検証層は「人手を消す装置」ではなく「人手を価値の高いところへ集中させる装置」だと考えると、設計がぶれません。全件を信用するのでも全件を疑うのでもなく、疑うべき場所を機械が名指しして、人はそこだけを見る。この分業が回り始めると、処理量を増やしても破綻しなくなります。
コストと精度のつり合い
検証層は API 呼び出しを増やすので、コスト設計と一体で考える必要があります。素朴に全件を二度・三度引くと費用が膨らむので、段階的にコストを投下することを推奨します。一次抽出と二次抽出は Sonnet で揃え、不一致フィールドの裁定だけ Opus を呼ぶ。長く変わらないシステムプロンプトにはプロンプトキャッシュを効かせ(定型部分で入力コストを最大 90% 程度削減できます)、即時性が不要なバッチはまとめて Message Batches に流す(バッチ経路はおおむね 50% 安くなります)。
| 工程 | モデル / 手段 | 狙い |
| 一次抽出 | claude-sonnet-4-6 | 大半のドキュメントはこれで十分。速度とコストの主力 |
| 二次抽出(独立検証) | claude-sonnet-4-6(視点変更) | 独立性を上げるのは温度・指示の枠組みであって、モデルの格上げではない |
| 不一致フィールドの裁定 | claude-opus-4-8 | 食い違った箇所だけに高い推論を集中。全件 Opus を避ける |
| 定型システムプロンプト | プロンプトキャッシュ | 抽出指示・スキーマ説明は変わらないのでキャッシュ対象に |
| 即時性不要の大量処理 | Message Batches | 夜間の一括取り込みなど、レイテンシを許せる経路に寄せる |
費用の主因は「全件を最上位モデルで複数回引くこと」です。
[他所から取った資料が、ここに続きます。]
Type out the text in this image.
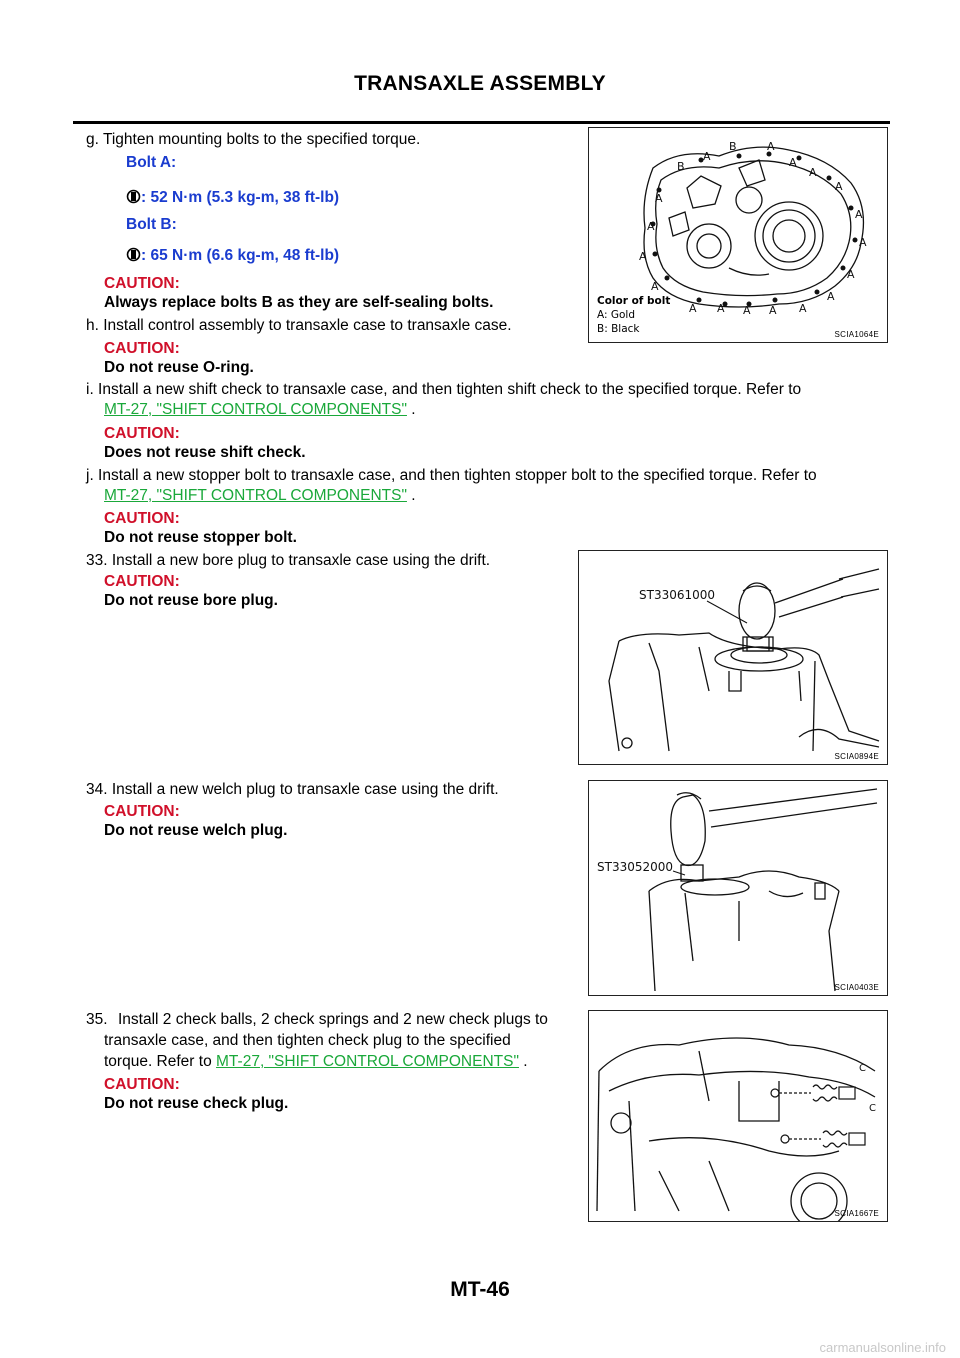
TRANSAXLE ASSEMBLY
g. Tighten mounting bolts to the specified torque.
Bolt A:
: 52 N·m (5.3 kg-m, 38 ft-lb)
Bolt B:
: 65 N·m (6.6 kg-m, 48 ft-lb)
CAUTION:
Always replace bolts B as they are self-sealing bolts.
h. Install control assembly to transaxle case to transaxle case.
CAUTION:
Do not reuse O-ring.
i. Install a new shift check to transaxle case, and then tighten shift check to the specified torque. Refer to
MT-27, "SHIFT CONTROL COMPONENTS" .
CAUTION:
Does not reuse shift check.
j. Install a new stopper bolt to transaxle case, and then tighten stopper bolt to the specified torque. Refer to
MT-27, "SHIFT CONTROL COMPONENTS" .
CAUTION:
Do not reuse stopper bolt.
33. Install a new bore plug to transaxle case using the drift.
CAUTION:
Do not reuse bore plug.
34. Install a new welch plug to transaxle case using the drift.
CAUTION:
Do not reuse welch plug.
35. Install 2 check balls, 2 check springs and 2 new check plugs to
transaxle case, and then tighten check plug to the specified
torque. Refer to MT-27, "SHIFT CONTROL COMPONENTS" .
CAUTION:
Do not reuse check plug.
B
A
B	A
A
A
A
A
A
A
A
A
A
A
A
A
A
A
A
A
Color of bolt
A: Gold
B: Black	SCIA1064E
ST33061000
SCIA0894E
ST33052000
SCIA0403E
C
C
SCIA1667E
MT-46
carmanualsonline.info
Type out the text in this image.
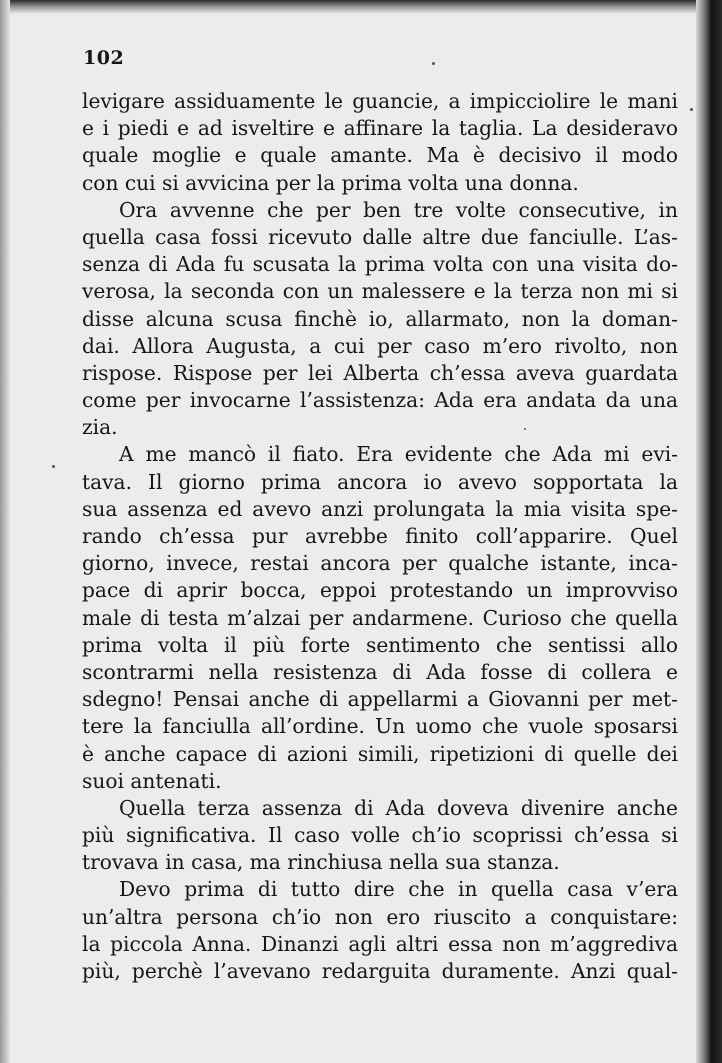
102
levigare assiduamente le guancie, a impicciolire le mani
e i piedi e ad isveltire e affinare la taglia. La desideravo
quale moglie e quale amante. Ma è decisivo il modo
con cui si avvicina per la prima volta una donna.
Ora avvenne che per ben tre volte consecutive, in
quella casa fossi ricevuto dalle altre due fanciulle. L’as-
senza di Ada fu scusata la prima volta con una visita do-
verosa, la seconda con un malessere e la terza non mi si
disse alcuna scusa finchè io, allarmato, non la doman-
dai. Allora Augusta, a cui per caso m’ero rivolto, non
rispose. Rispose per lei Alberta ch’essa aveva guardata
come per invocarne l’assistenza: Ada era andata da una
zia.
A me mancò il fiato. Era evidente che Ada mi evi-
tava. Il giorno prima ancora io avevo sopportata la
sua assenza ed avevo anzi prolungata la mia visita spe-
rando ch’essa pur avrebbe finito coll’apparire. Quel
giorno, invece, restai ancora per qualche istante, inca-
pace di aprir bocca, eppoi protestando un improvviso
male di testa m’alzai per andarmene. Curioso che quella
prima volta il più forte sentimento che sentissi allo
scontrarmi nella resistenza di Ada fosse di collera e
sdegno! Pensai anche di appellarmi a Giovanni per met-
tere la fanciulla all’ordine. Un uomo che vuole sposarsi
è anche capace di azioni simili, ripetizioni di quelle dei
suoi antenati.
Quella terza assenza di Ada doveva divenire anche
più significativa. Il caso volle ch’io scoprissi ch’essa si
trovava in casa, ma rinchiusa nella sua stanza.
Devo prima di tutto dire che in quella casa v’era
un’altra persona ch’io non ero riuscito a conquistare:
la piccola Anna. Dinanzi agli altri essa non m’aggrediva
più, perchè l’avevano redarguita duramente. Anzi qual-
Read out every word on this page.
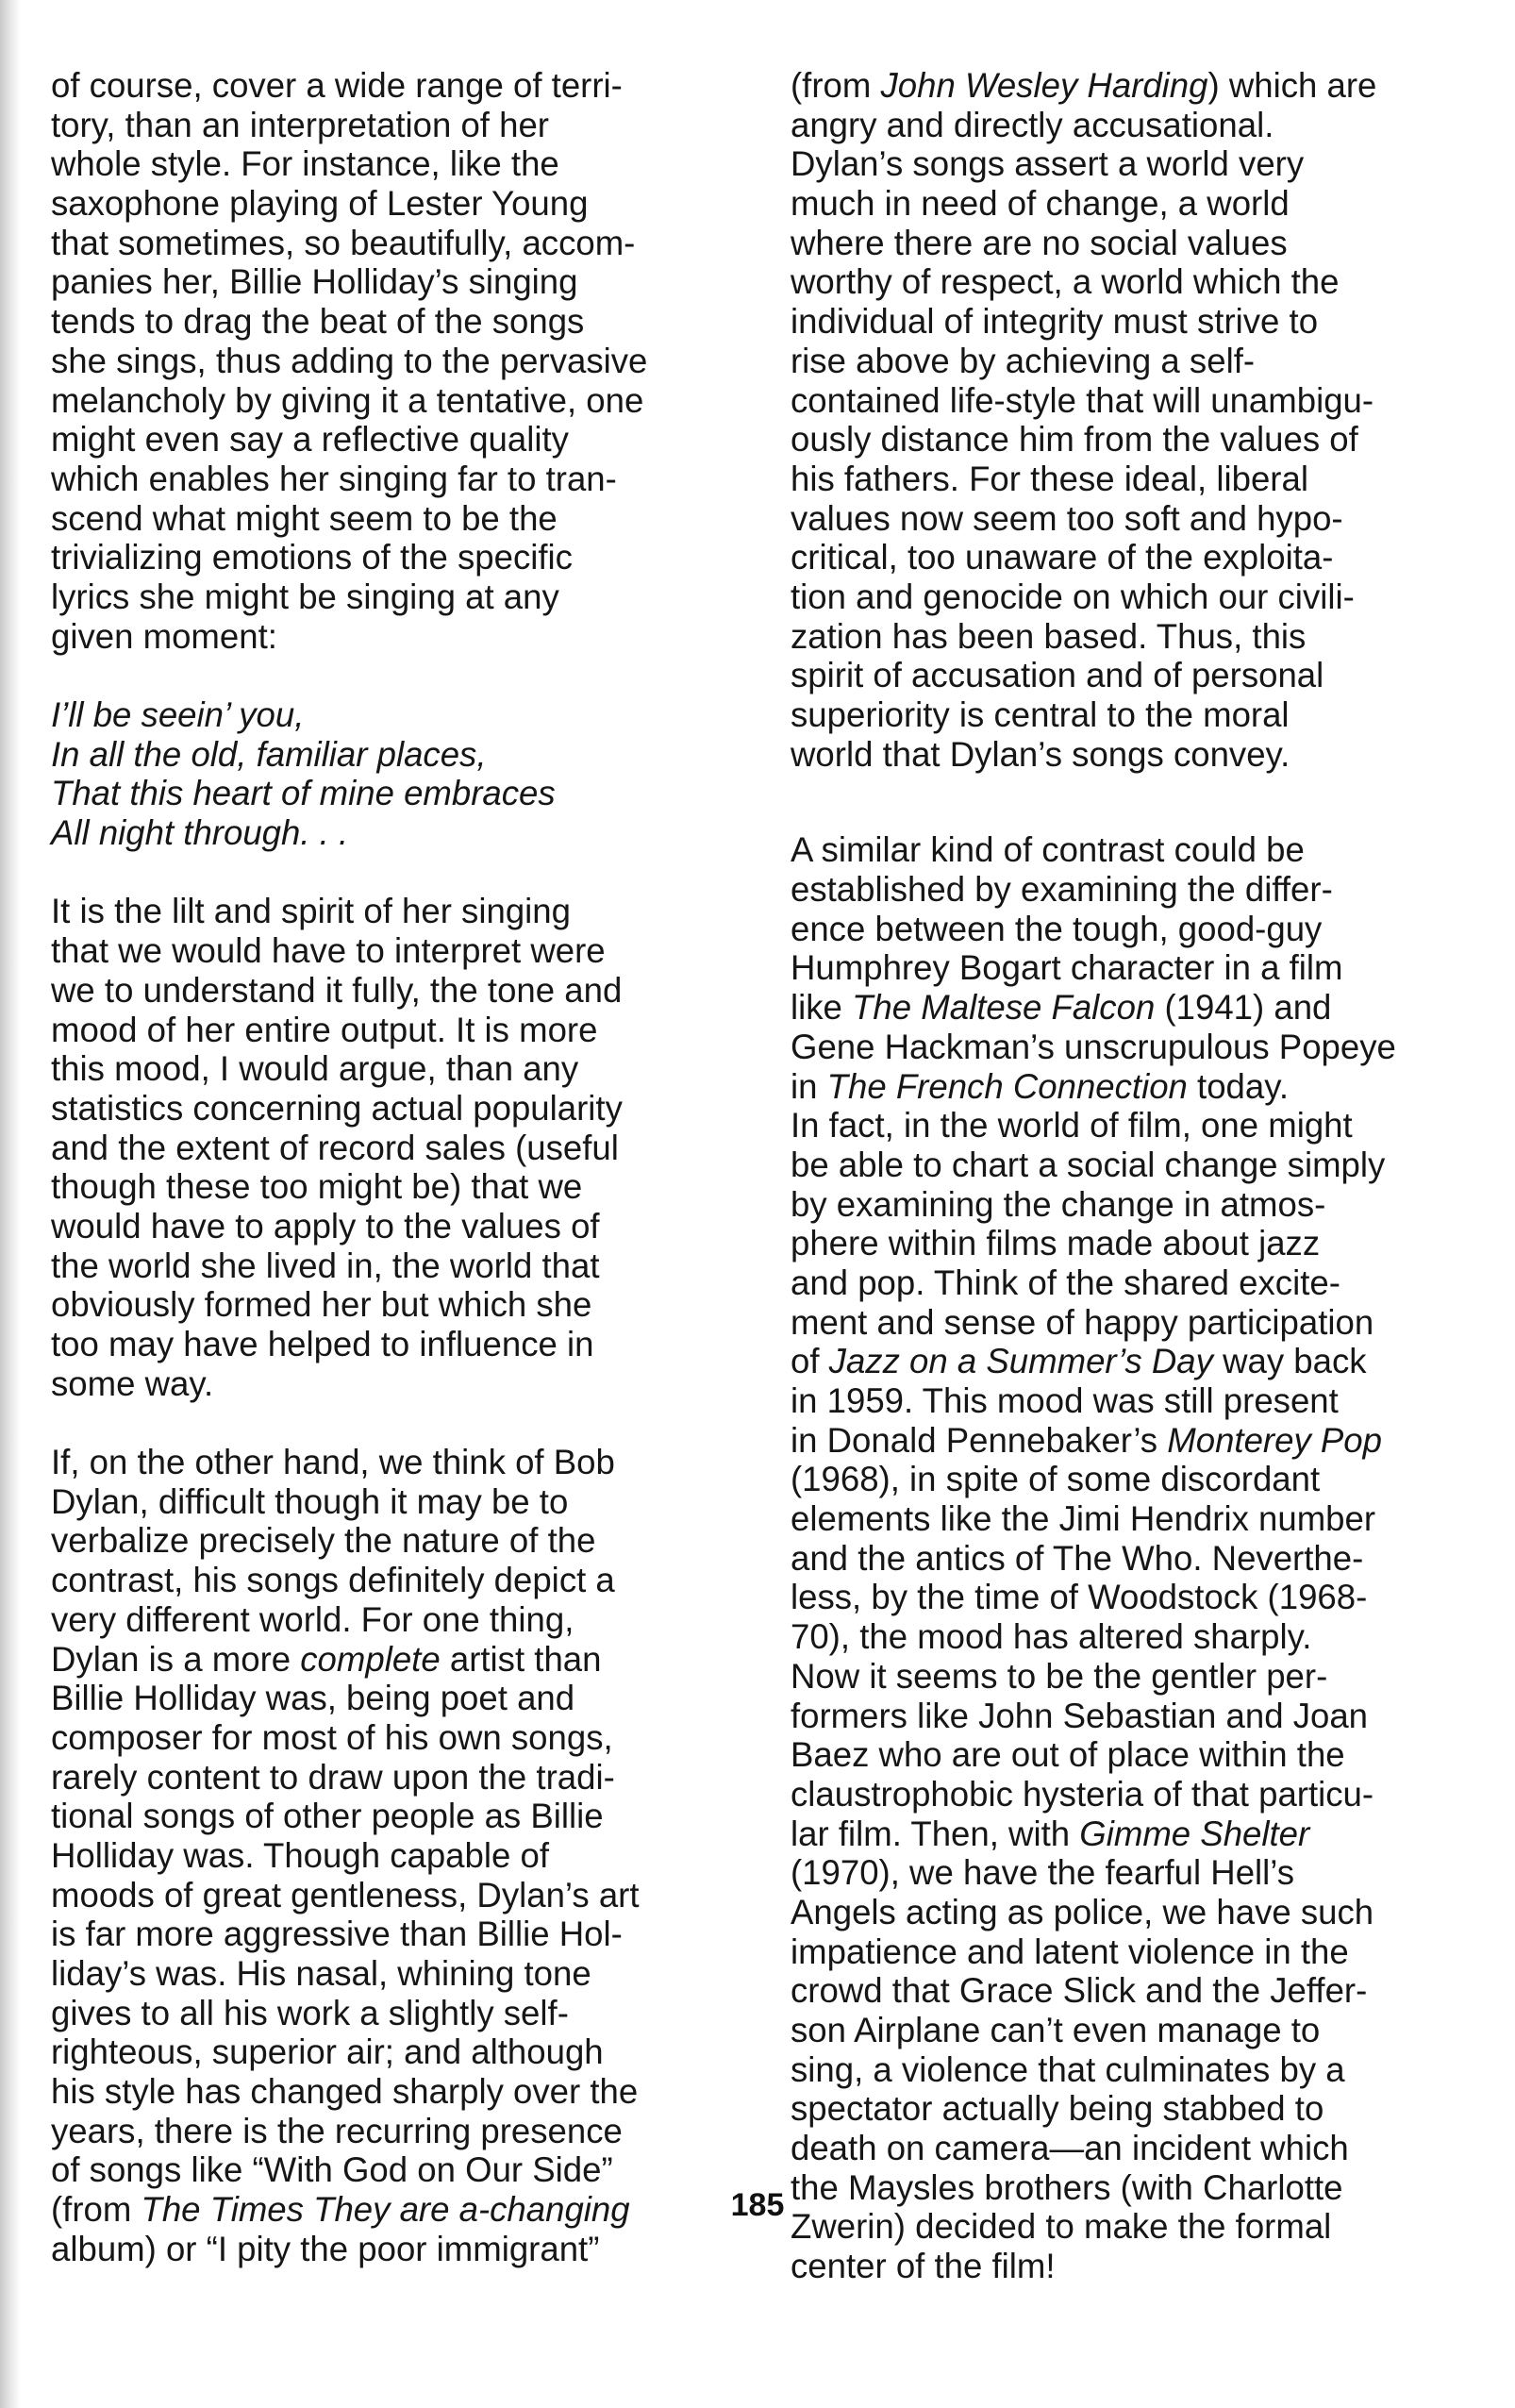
of course, cover a wide range of terri-
tory, than an interpretation of her
whole style. For instance, like the
saxophone playing of Lester Young
that sometimes, so beautifully, accom-
panies her, Billie Holliday’s singing
tends to drag the beat of the songs
she sings, thus adding to the pervasive
melancholy by giving it a tentative, one
might even say a reflective quality
which enables her singing far to tran-
scend what might seem to be the
trivializing emotions of the specific
lyrics she might be singing at any
given moment:
I’ll be seein’ you,
In all the old, familiar places,
That this heart of mine embraces
All night through. . .
It is the lilt and spirit of her singing
that we would have to interpret were
we to understand it fully, the tone and
mood of her entire output. It is more
this mood, I would argue, than any
statistics concerning actual popularity
and the extent of record sales (useful
though these too might be) that we
would have to apply to the values of
the world she lived in, the world that
obviously formed her but which she
too may have helped to influence in
some way.
If, on the other hand, we think of Bob
Dylan, difficult though it may be to
verbalize precisely the nature of the
contrast, his songs definitely depict a
very different world. For one thing,
Dylan is a more complete artist than
Billie Holliday was, being poet and
composer for most of his own songs,
rarely content to draw upon the tradi-
tional songs of other people as Billie
Holliday was. Though capable of
moods of great gentleness, Dylan’s art
is far more aggressive than Billie Hol-
liday’s was. His nasal, whining tone
gives to all his work a slightly self-
righteous, superior air; and although
his style has changed sharply over the
years, there is the recurring presence
of songs like “With God on Our Side”
(from The Times They are a-changing
album) or “I pity the poor immigrant”
(from John Wesley Harding) which are
angry and directly accusational.
Dylan’s songs assert a world very
much in need of change, a world
where there are no social values
worthy of respect, a world which the
individual of integrity must strive to
rise above by achieving a self-
contained life-style that will unambigu-
ously distance him from the values of
his fathers. For these ideal, liberal
values now seem too soft and hypo-
critical, too unaware of the exploita-
tion and genocide on which our civili-
zation has been based. Thus, this
spirit of accusation and of personal
superiority is central to the moral
world that Dylan’s songs convey.
A similar kind of contrast could be
established by examining the differ-
ence between the tough, good-guy
Humphrey Bogart character in a film
like The Maltese Falcon (1941) and
Gene Hackman’s unscrupulous Popeye
in The French Connection today.
In fact, in the world of film, one might
be able to chart a social change simply
by examining the change in atmos-
phere within films made about jazz
and pop. Think of the shared excite-
ment and sense of happy participation
of Jazz on a Summer’s Day way back
in 1959. This mood was still present
in Donald Pennebaker’s Monterey Pop
(1968), in spite of some discordant
elements like the Jimi Hendrix number
and the antics of The Who. Neverthe-
less, by the time of Woodstock (1968-
70), the mood has altered sharply.
Now it seems to be the gentler per-
formers like John Sebastian and Joan
Baez who are out of place within the
claustrophobic hysteria of that particu-
lar film. Then, with Gimme Shelter
(1970), we have the fearful Hell’s
Angels acting as police, we have such
impatience and latent violence in the
crowd that Grace Slick and the Jeffer-
son Airplane can’t even manage to
sing, a violence that culminates by a
spectator actually being stabbed to
death on camera—an incident which
the Maysles brothers (with Charlotte
Zwerin) decided to make the formal
center of the film!
185
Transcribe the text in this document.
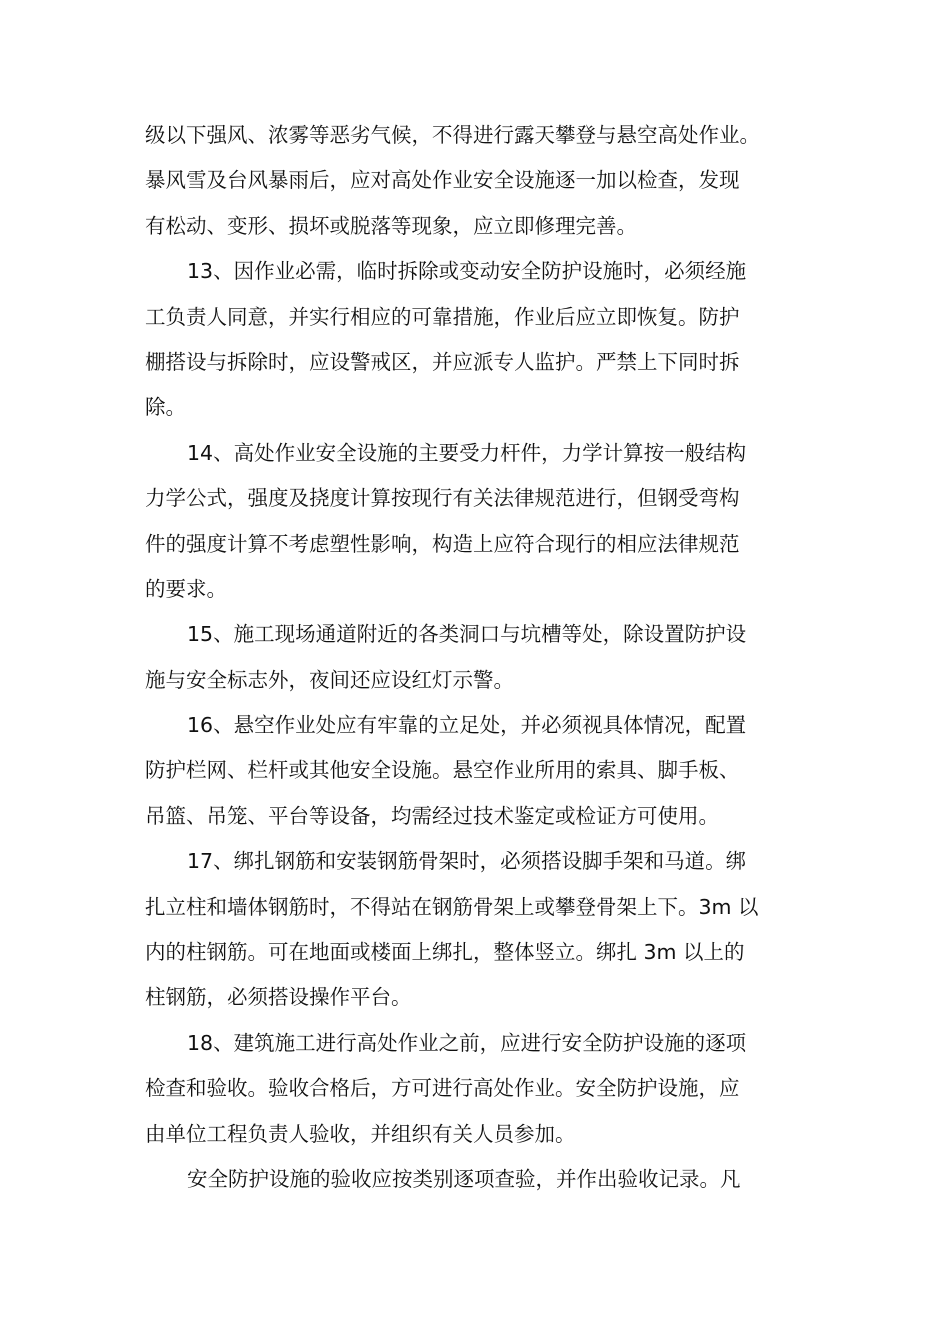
级以下强风、浓雾等恶劣气候，不得进行露天攀登与悬空高处作业。
暴风雪及台风暴雨后，应对高处作业安全设施逐一加以检查，发现
有松动、变形、损坏或脱落等现象，应立即修理完善。
13、因作业必需，临时拆除或变动安全防护设施时，必须经施
工负责人同意，并实行相应的可靠措施，作业后应立即恢复。防护
棚搭设与拆除时，应设警戒区，并应派专人监护。严禁上下同时拆
除。
14、高处作业安全设施的主要受力杆件，力学计算按一般结构
力学公式，强度及挠度计算按现行有关法律规范进行，但钢受弯构
件的强度计算不考虑塑性影响，构造上应符合现行的相应法律规范
的要求。
15、施工现场通道附近的各类洞口与坑槽等处，除设置防护设
施与安全标志外，夜间还应设红灯示警。
16、悬空作业处应有牢靠的立足处，并必须视具体情况，配置
防护栏网、栏杆或其他安全设施。悬空作业所用的索具、脚手板、
吊篮、吊笼、平台等设备，均需经过技术鉴定或检证方可使用。
17、绑扎钢筋和安装钢筋骨架时，必须搭设脚手架和马道。绑
扎立柱和墙体钢筋时，不得站在钢筋骨架上或攀登骨架上下。3m 以
内的柱钢筋。可在地面或楼面上绑扎，整体竖立。绑扎 3m 以上的
柱钢筋，必须搭设操作平台。
18、建筑施工进行高处作业之前，应进行安全防护设施的逐项
检查和验收。验收合格后，方可进行高处作业。安全防护设施，应
由单位工程负责人验收，并组织有关人员参加。
安全防护设施的验收应按类别逐项查验，并作出验收记录。凡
検証を入れたいがコストが怖い、という場合に効くのは、検証の有無を切り替えることではなく、検証を安いモデルで広く、高いモデルで狭く配分し直すことです。一致した大多数は安価に通し、食い違ったごく一部にだけ高い推論を投じる。この勾配を付けられるかどうかで、検証層が現実的な運用に乗るかが決まります。
運用で見ているシグナル
最後に、入れて終わりにせず継続して観察している指標を挙げておきます。日次で accept / review / reject の比率、算術不整合の検出件数、二重抽出の不一致率、API エラーによる二次抽出の失敗率、そして人手レビューで実際に修正が入った割合です。とくに**「review に積んだのに人が直さなかった割合」**は重要で、これが高いなら閾値が厳しすぎてレビュー担当の時間を浪費していますし、逆に accept の中から事後的に誤りが見つかるなら検証が緩い。この二つの誤りのバランスを、扱う伝票の金額感に合わせて少しずつ寄せていきます。
抽出器そのものの精度を追いかけるより、「間違っているのに通ってしまう確率」を運用可能な水準に保つ仕組みを作る方が、本番では効きます。モデルは確信を持って間違えることがある、という前提を最初から設計に織り込んでおく。それが、自動取り込みを安心して回し続けるための、いちばん地味で確実な土台になります。
同じように静かな誤りと向き合っている方の参考になれば幸いです。